Conference Proceeding

Publication Date




Nowadays, image classification is a core task for many high impact applications such as object recognition, self-driving cars, national security (border monitoring, assault detection), safety (fire detection, distracted driving), geo-monitoring (cloud, rock and crop-disease detection). Convolutional Neural Networks(CNNs) are effective for those applications.
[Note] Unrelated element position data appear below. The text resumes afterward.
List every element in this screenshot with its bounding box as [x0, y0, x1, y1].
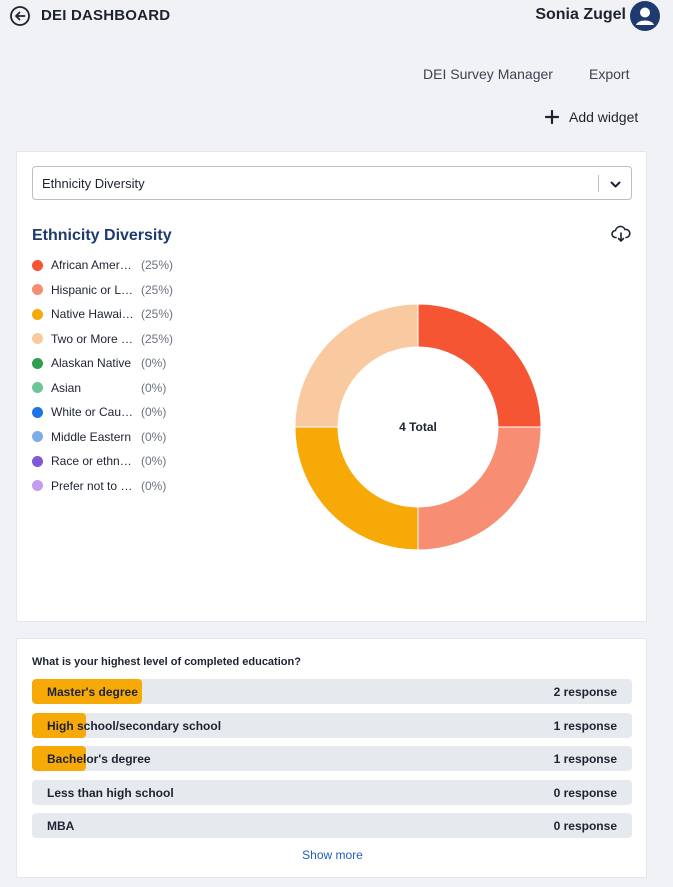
response-row[interactable]: High school/secondary school 1 response [32, 713, 632, 738]
legend-swatch [32, 431, 43, 443]
legend-item[interactable]: Two or More Races (25%) [32, 327, 202, 352]
legend-percent: (0%) [141, 429, 167, 444]
top-bar: DEI DASHBOARD Sonia Zugel [0, 0, 673, 34]
legend-swatch [32, 308, 43, 320]
legend-item[interactable]: White or Caucasian (0%) [32, 400, 202, 425]
legend-swatch [32, 284, 43, 296]
plus-icon [545, 110, 559, 124]
legend-swatch [32, 357, 43, 369]
legend-percent: (0%) [141, 405, 167, 420]
legend-item[interactable]: Native Hawaiian or Pacific Islander (25%) [32, 302, 202, 327]
legend-item[interactable]: African American (25%) [32, 253, 202, 278]
response-label: Less than high school [47, 786, 174, 800]
legend-label: Middle Eastern [51, 429, 132, 444]
response-row[interactable]: MBA 0 response [32, 813, 632, 838]
chart-legend: African American (25%) Hispanic or Latino… [32, 253, 202, 498]
response-row[interactable]: Less than high school 0 response [32, 780, 632, 805]
select-divider [598, 175, 599, 192]
response-bar-fill [32, 746, 86, 771]
donut-slice[interactable] [294, 426, 419, 551]
chevron-down-icon[interactable] [609, 178, 622, 191]
add-widget-button[interactable]: Add widget [545, 109, 638, 125]
legend-percent: (25%) [141, 258, 174, 273]
dei-survey-manager-link[interactable]: DEI Survey Manager [423, 66, 553, 82]
show-more-link[interactable]: Show more [302, 848, 363, 862]
avatar-icon[interactable] [630, 1, 660, 31]
donut-slice[interactable] [417, 426, 542, 551]
legend-label: African American [51, 258, 134, 273]
ethnicity-widget: Ethnicity Diversity Ethnicity Diversity … [16, 151, 647, 622]
legend-label: Race or ethnicity not listed [51, 454, 134, 469]
response-bar-fill [32, 713, 86, 738]
response-row[interactable]: Master's degree 2 response [32, 679, 632, 704]
legend-swatch [32, 382, 43, 394]
donut-slice[interactable] [294, 303, 419, 428]
response-label: Bachelor's degree [47, 752, 151, 766]
legend-item[interactable]: Race or ethnicity not listed (0%) [32, 449, 202, 474]
legend-swatch [32, 455, 43, 467]
legend-label: White or Caucasian [51, 405, 134, 420]
legend-item[interactable]: Prefer not to answer (0%) [32, 474, 202, 499]
select-value: Ethnicity Diversity [42, 176, 145, 191]
cloud-download-icon[interactable] [611, 225, 631, 243]
response-count: 0 response [553, 786, 617, 800]
response-count: 1 response [553, 752, 617, 766]
back-arrow-icon[interactable] [9, 5, 31, 27]
legend-item[interactable]: Alaskan Native (0%) [32, 351, 202, 376]
widget-type-select[interactable]: Ethnicity Diversity [32, 166, 632, 200]
response-row[interactable]: Bachelor's degree 1 response [32, 746, 632, 771]
legend-swatch [32, 333, 43, 345]
legend-percent: (0%) [141, 356, 167, 371]
response-bar-fill [32, 679, 142, 704]
response-count: 2 response [553, 685, 617, 699]
user-name[interactable]: Sonia Zugel [535, 6, 626, 23]
legend-percent: (0%) [141, 380, 167, 395]
ethnicity-donut-chart: 4 Total [294, 303, 542, 551]
legend-label: Asian [51, 380, 82, 395]
response-count: 1 response [553, 719, 617, 733]
widget-title: Ethnicity Diversity [32, 227, 172, 244]
response-label: High school/secondary school [47, 719, 222, 733]
legend-item[interactable]: Asian (0%) [32, 376, 202, 401]
legend-label: Hispanic or Latino [51, 282, 134, 297]
legend-swatch [32, 480, 43, 492]
legend-percent: (25%) [141, 307, 174, 322]
response-label: MBA [47, 819, 75, 833]
legend-swatch [32, 406, 43, 418]
question-title: What is your highest level of completed … [32, 656, 301, 668]
donut-center-label: 4 Total [399, 420, 437, 434]
legend-label: Native Hawaiian or Pacific Islander [51, 307, 134, 322]
page-title: DEI DASHBOARD [41, 7, 171, 24]
response-count: 0 response [553, 819, 617, 833]
legend-percent: (0%) [141, 478, 167, 493]
legend-label: Two or More Races [51, 331, 134, 346]
education-widget: What is your highest level of completed … [16, 638, 647, 878]
legend-label: Prefer not to answer [51, 478, 134, 493]
add-widget-label: Add widget [569, 109, 639, 125]
export-link[interactable]: Export [589, 66, 630, 82]
legend-item[interactable]: Middle Eastern (0%) [32, 425, 202, 450]
legend-item[interactable]: Hispanic or Latino (25%) [32, 278, 202, 303]
legend-percent: (0%) [141, 454, 167, 469]
donut-slice[interactable] [417, 303, 542, 428]
donut-slices [294, 303, 542, 551]
legend-percent: (25%) [141, 282, 174, 297]
legend-swatch [32, 259, 43, 271]
legend-percent: (25%) [141, 331, 174, 346]
legend-label: Alaskan Native [51, 356, 132, 371]
response-label: Master's degree [47, 685, 138, 699]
However, they need to be trained with a huge number of examples and a consequently huge training time. Unfortunately, when the training set is not big enough and when re-train the model several times is needed, a common approach is to adopt a transfer learning procedure. Transfer learning procedures use networks already pretrained in other context and extract features from them or retrain them with a small dataset related to the specific application (fine-tuning). We propose to fine-tuning an ensemble of models combined together from multiple pretrained CNNs (AlexNet, VGG19 and GoogleNet). We test our approach on three different benchmark datasets: Yahoo! Shopping Shoe Image Content, UC Merced Land Use Dataset, and Caltech-UCSD Birds-200-2011 Dataset. Each one represents a different application. Our suggested approach always improves accuracy over the state of the art solutions and accuracy obtained by the returning of a single CNN. In the best case, we moved from accuracy of 70.5% to 93.14%.